Agilent to acquire drug services firm BioVectra for nearly $1 billion

Acquisition will help the scientific instrument maker provide end-to-end services in gene editing

by Aayushi Pratap
July 23, 2024

A person looking into a drug production reactor.
Credit: Agilent Technologies
BioVectra operates facilities in two Canadian provinces.

Agilent Technologies, a company best known for selling scientific instruments, is making a big splash in the drug services market.

The California-based firm has announced it will acquire the Canadian contract development and manufacturing organization (CDMO) BioVectra for $925 million. The investment will solidify Agilent’s position in making oligonucleotides, synthetic strands of DNA or RNA used in gene editing and in therapies that work by silencing or promoting the degradation of target RNA.

Agilent already manufactures oligonucleotides to make guide RNAs (gRNAs) for six pharmaceutical companies, including Alnylam Pharmaceuticals and Novartis. These gRNAs, however, are just one part of the complex machinery used in CRISPR-Cas9-based gene editing, says Brian Carothers, a vice president at Agilent. “With the BioVectra acquisition, we aim to be a one-stop shop for our clients who need the technology for gene editing.”

Oligonucleotide demand has increased over the past 5 years as more pharmaceutical companies develop RNA-based drugs, Carothers says. “The molecules have shown promising results in stopping the progression of diseases,” he adds.
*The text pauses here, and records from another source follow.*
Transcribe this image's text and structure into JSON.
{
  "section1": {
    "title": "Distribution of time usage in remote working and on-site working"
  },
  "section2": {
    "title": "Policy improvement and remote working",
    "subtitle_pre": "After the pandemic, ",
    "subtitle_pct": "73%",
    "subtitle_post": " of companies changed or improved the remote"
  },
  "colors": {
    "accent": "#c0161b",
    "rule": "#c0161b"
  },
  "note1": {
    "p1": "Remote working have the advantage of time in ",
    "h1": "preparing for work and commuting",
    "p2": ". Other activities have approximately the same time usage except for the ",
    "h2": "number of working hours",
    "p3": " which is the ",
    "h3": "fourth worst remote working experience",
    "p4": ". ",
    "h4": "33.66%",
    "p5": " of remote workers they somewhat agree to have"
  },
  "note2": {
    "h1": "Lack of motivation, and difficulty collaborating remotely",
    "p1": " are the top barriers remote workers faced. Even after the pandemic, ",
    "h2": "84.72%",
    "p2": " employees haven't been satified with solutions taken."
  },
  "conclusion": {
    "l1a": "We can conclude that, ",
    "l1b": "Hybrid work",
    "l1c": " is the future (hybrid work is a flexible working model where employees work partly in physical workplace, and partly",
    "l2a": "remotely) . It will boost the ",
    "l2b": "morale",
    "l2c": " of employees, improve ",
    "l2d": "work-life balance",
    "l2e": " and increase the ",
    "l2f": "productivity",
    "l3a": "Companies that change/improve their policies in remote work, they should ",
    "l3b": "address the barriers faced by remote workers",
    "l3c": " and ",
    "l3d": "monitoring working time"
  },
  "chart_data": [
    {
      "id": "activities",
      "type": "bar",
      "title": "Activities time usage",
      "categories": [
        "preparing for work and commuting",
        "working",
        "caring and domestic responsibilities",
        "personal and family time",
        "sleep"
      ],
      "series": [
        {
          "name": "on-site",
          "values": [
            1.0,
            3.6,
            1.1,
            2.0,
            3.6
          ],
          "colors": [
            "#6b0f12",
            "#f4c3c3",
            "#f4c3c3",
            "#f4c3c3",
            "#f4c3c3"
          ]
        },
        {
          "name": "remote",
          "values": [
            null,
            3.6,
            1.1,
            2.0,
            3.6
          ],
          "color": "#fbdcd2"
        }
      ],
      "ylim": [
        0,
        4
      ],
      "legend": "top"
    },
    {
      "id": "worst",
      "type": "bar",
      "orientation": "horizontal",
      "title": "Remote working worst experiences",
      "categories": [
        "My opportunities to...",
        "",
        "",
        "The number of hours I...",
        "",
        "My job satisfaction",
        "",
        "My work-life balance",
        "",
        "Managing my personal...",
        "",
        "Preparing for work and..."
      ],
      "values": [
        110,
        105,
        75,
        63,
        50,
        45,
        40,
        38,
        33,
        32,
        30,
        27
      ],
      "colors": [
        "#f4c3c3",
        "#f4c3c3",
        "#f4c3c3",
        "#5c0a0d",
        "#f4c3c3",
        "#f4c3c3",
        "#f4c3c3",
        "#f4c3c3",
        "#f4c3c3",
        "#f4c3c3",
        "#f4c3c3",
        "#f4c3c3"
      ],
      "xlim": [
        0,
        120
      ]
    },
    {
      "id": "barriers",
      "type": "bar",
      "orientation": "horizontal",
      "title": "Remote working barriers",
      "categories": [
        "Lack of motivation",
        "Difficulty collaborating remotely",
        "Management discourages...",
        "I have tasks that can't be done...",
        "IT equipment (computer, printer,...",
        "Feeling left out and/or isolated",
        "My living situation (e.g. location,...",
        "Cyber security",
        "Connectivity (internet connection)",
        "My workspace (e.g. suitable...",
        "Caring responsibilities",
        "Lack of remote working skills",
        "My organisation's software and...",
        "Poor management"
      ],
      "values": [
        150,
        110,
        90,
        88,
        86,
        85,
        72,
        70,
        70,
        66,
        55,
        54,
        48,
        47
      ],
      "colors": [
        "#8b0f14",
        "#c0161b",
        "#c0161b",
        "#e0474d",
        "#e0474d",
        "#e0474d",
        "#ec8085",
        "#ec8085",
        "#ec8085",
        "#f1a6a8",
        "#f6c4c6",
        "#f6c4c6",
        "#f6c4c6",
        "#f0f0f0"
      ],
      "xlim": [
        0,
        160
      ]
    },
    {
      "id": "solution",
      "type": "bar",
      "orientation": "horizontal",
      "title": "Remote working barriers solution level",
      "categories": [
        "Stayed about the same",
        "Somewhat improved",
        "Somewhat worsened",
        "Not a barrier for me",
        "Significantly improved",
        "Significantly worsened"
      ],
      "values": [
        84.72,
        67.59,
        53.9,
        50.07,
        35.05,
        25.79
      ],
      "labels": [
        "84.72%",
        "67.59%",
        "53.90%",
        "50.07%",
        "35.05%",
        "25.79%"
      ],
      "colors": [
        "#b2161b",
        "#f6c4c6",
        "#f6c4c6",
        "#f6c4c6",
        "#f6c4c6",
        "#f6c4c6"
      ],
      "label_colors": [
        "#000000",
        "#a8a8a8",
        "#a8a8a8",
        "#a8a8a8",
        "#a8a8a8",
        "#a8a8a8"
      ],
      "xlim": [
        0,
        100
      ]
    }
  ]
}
Agilent entered the oligo business in 2006 and has kept up with rising demand through acquisition and by expanding production. With the purchase of BioVectra, Agilent aims to enhance its oligo capabilities further, Carothers says.

BioVectra will also help diversify Agilent into other areas. The Canadian company synthesizes peptides such as glucagon-like peptide-1 amide (GLP-1) agonists, produce highly potent molecules for cancer drugs, and creates the drug delivery vehicles called lipid nanoparticles.

Headquartered in Charlottetown, Prince Edward Island, BioVectra started in 1970 as a clinical reagent manufacturer. The company has been bought and sold several times and in 2019 was acquired by the investment firm H.I.G. Capital for $250 million. Its sales last year were $113 million.

James Bruno, president of the consulting firm Chemical and Pharmaceutical Solutions, says the purchase by Agilent initially came as a surprise to him. “At first glance, I thought, ‘What was Agilent thinking?’ I have always considered Agilent an analytical equipment supplier,” Bruno says. However, the news made more sense when he remembered Agilent’s oligo and peptide capabilities. “This will significantly increase Agilent’s capability to do more in that area,” he says

In 2017, the scientific instrument giant Thermo Fisher Scientific made a similar foray into the CDMO business through the $7.2 billion acquisition of Patheon. But Bruno sees differences between the two deals. “Thermo Fisher decided they wanted to own all kinds of pharma services, but Agilent’s acquisition of BioVectra is a strategic addition to its existing capabilities,” he says.